#  > 【園藝苗圃】 圖文創作區 >  > 創作藝想園 >  > [C.G.] 新設定&圖圖們~

## 帝嵐

換了新設定啦~連種族也一起換掉了www
這個種族是翼虎龍,80%的虎和20%的龍~
脖子上掛的碎片是傳家之寶w
吃我圖圖吧!!~

純獸設



獸人設



亞人設



接下來是一些雜圖們~

之前用的頭圖



剛完成的頭圖XD



之前設計的LOGO



最早畫出帝嵐~~



喔喔~發現積了好多圖後面可以慢慢發XD~
謝謝收看owo~

----------


## 峰峰

HI~帝嵐
首先恭喜你換了新獸設 :jcdragon-xd: 
獸設的元素好特別，很創新的風格~ :jcdragon-idle: 
而且一次就把亞人,獸人,純獸一次放出來呢
(原來不同型態的畫法各有特色在呢~筆記中 :狐狸望遠: 
LOGO那張很像是某個遊戲要開始的感覺XD :狐狸心跳: 
帝嵐的圖庫好像很多~很期待 :jcdragon-shy2: 
新獸一隻很高興認識你~有不懂畫法的地方也請多多指教 :jcdragon-cool:

----------


## 帝嵐

To：峰峰
這個獸設當初創出來時覺得 天呀我的腦洞怎麼這麼大呀XD
而且還被說很像神棍QWQ  不過久了後還是覺得帥XD

因為真的很喜歡自己這隻~所以就把大致型態都畫出來了：3
平常不太畫亞人設w只是在臉書上有參加社團後才專門畫的w
其實人型態的骨架只要找對肩膀和骨盆的位置後就很好畫了！

至於logo原本想拿來做一些商品w結果後來太麻煩了就作罷了XD

圖庫的存量至少還能夠讓我發兩次文吧XD敬請期待~

我也要像你請多指教呢~歡迎日後多畫圖多提問喔OWO！

----------


## 月光雪貂

帝嵐大大你好~，很喜歡這個新設定~，不過每畫一次好像都要花很長時間(望

之前有看過獸設，現在又看到獸人設和人設我覺得超棒~，骨架、動作和光影都很自然，配色也很有自己的特色，很喜歡條紋上像是在反光一樣的漸層色，我覺得不像神棍，反而比較像神獸呢XD

希望多看圖能讓我有所成長，也希望能在大大身上學習到一些技巧，還請大大多多指教(鞠躬

----------


## 0阿努比斯0

帝嵐你好啊
新的设定图真的是非常帅啊，比之前的更加复杂一些泥（｡ò ∀ ó｡）
个人臆想是像德鲁伊一样可以切换形态的吧|･ω･｀)
以狮子为主体再辅以龙的飞行能力，真的一种奇特的幻兽(๑>؂<๑）
在兽的形体上也学习了一波～(￣▽￣～)~

----------


## 帝嵐

To:雪貂
與其說是會花較長時間~不如說是遺漏的部分會很多XD
原來之前就有看過這個設定啦：3 這次多了獸人和亞人其實只是為了配合臉書的社團（笑XD
原來還是有人覺得像神獸（欣慰（´∀｀）
希望這些骨架和光影有幫助到你>WOb！

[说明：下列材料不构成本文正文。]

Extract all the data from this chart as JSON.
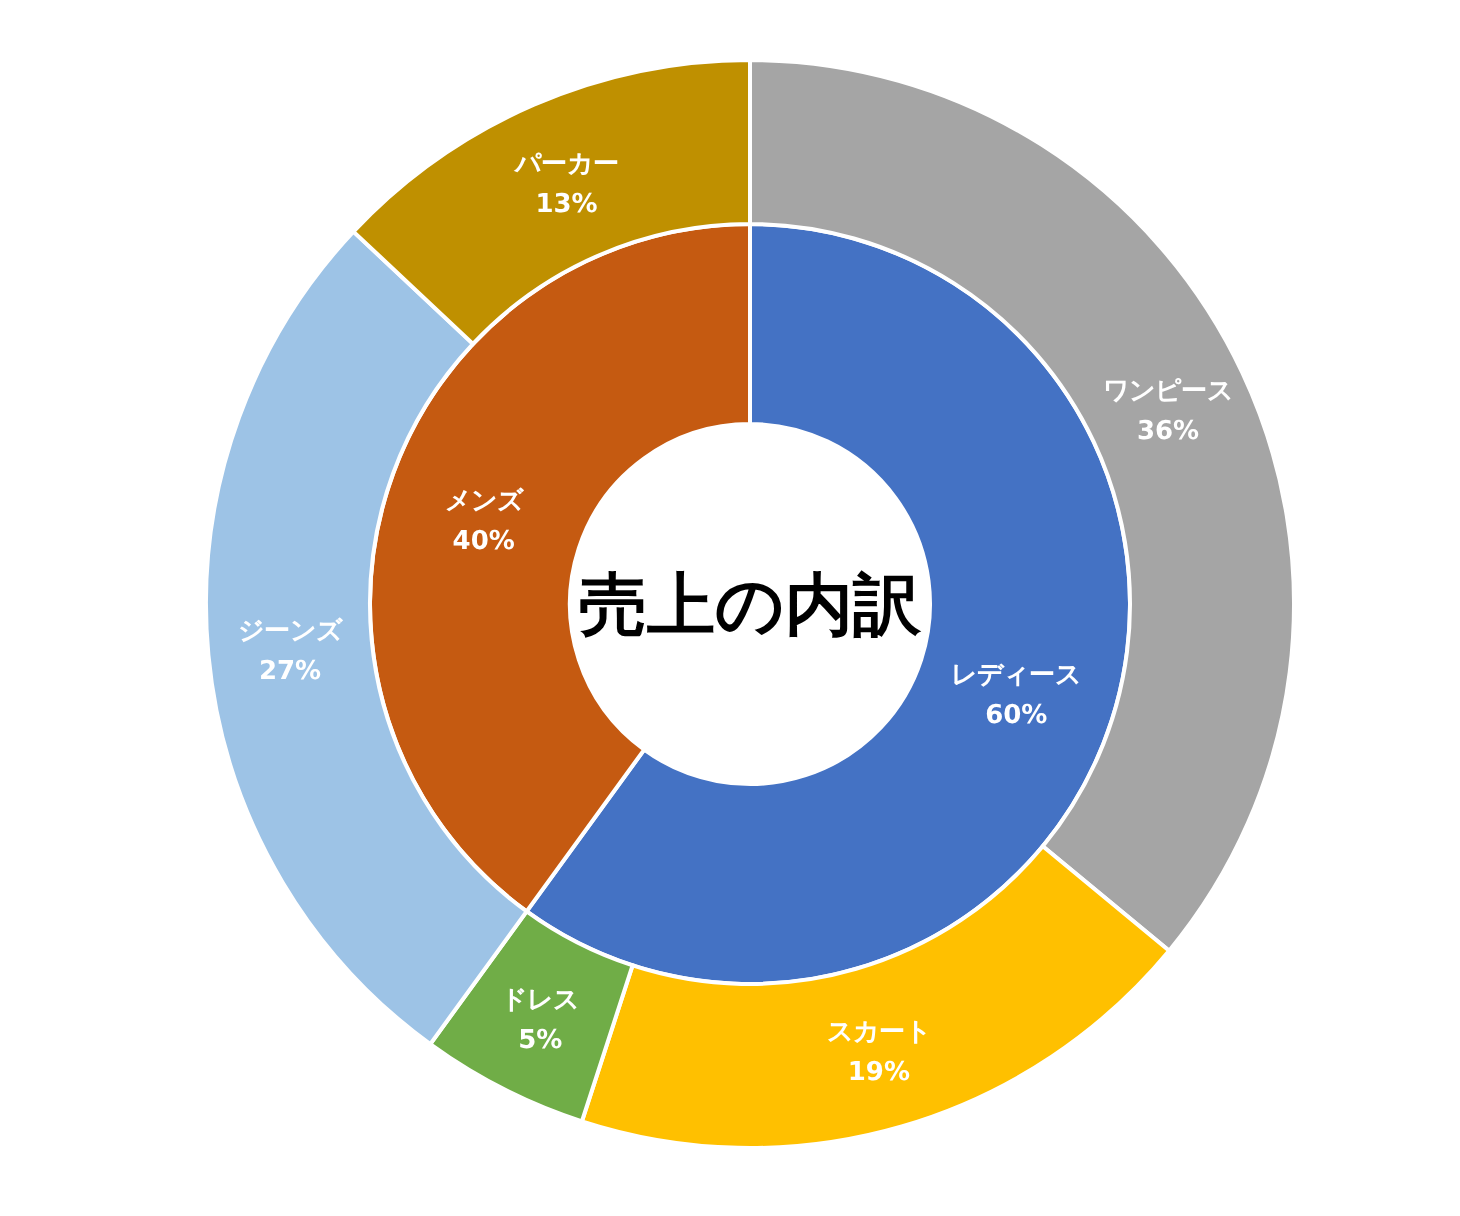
{
  "chart_data": [
    {
      "type": "donut",
      "title": "売上の内訳",
      "categories": [
        "レディース",
        "メンズ"
      ],
      "values": [
        60,
        40
      ],
      "colors": [
        "#4472c4",
        "#c55a11"
      ],
      "value_labels": [
        "60%",
        "40%"
      ]
    },
    {
      "type": "donut",
      "categories": [
        "ワンピース",
        "スカート",
        "ドレス",
        "ジーンズ",
        "パーカー"
      ],
      "values": [
        36,
        19,
        5,
        27,
        13
      ],
      "colors": [
        "#a5a5a5",
        "#ffc000",
        "#70ad47",
        "#9dc3e6",
        "#bf9000"
      ],
      "value_labels": [
        "36%",
        "19%",
        "5%",
        "27%",
        "13%"
      ]
    }
  ]
}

也請多指教囉！

To：阿努比斯
你好喔！謝謝誇獎~~複雜度是提高了沒錯XD（提高到會忘記畫w
沒錯！他的型態能自由轉換，看世界觀來變換自己：3
其實他是老虎 然後有著較長的鬃毛XD 當初就是希望他能有神聖的感覺XD
希望這些圖能對你們有幫助owo！

----------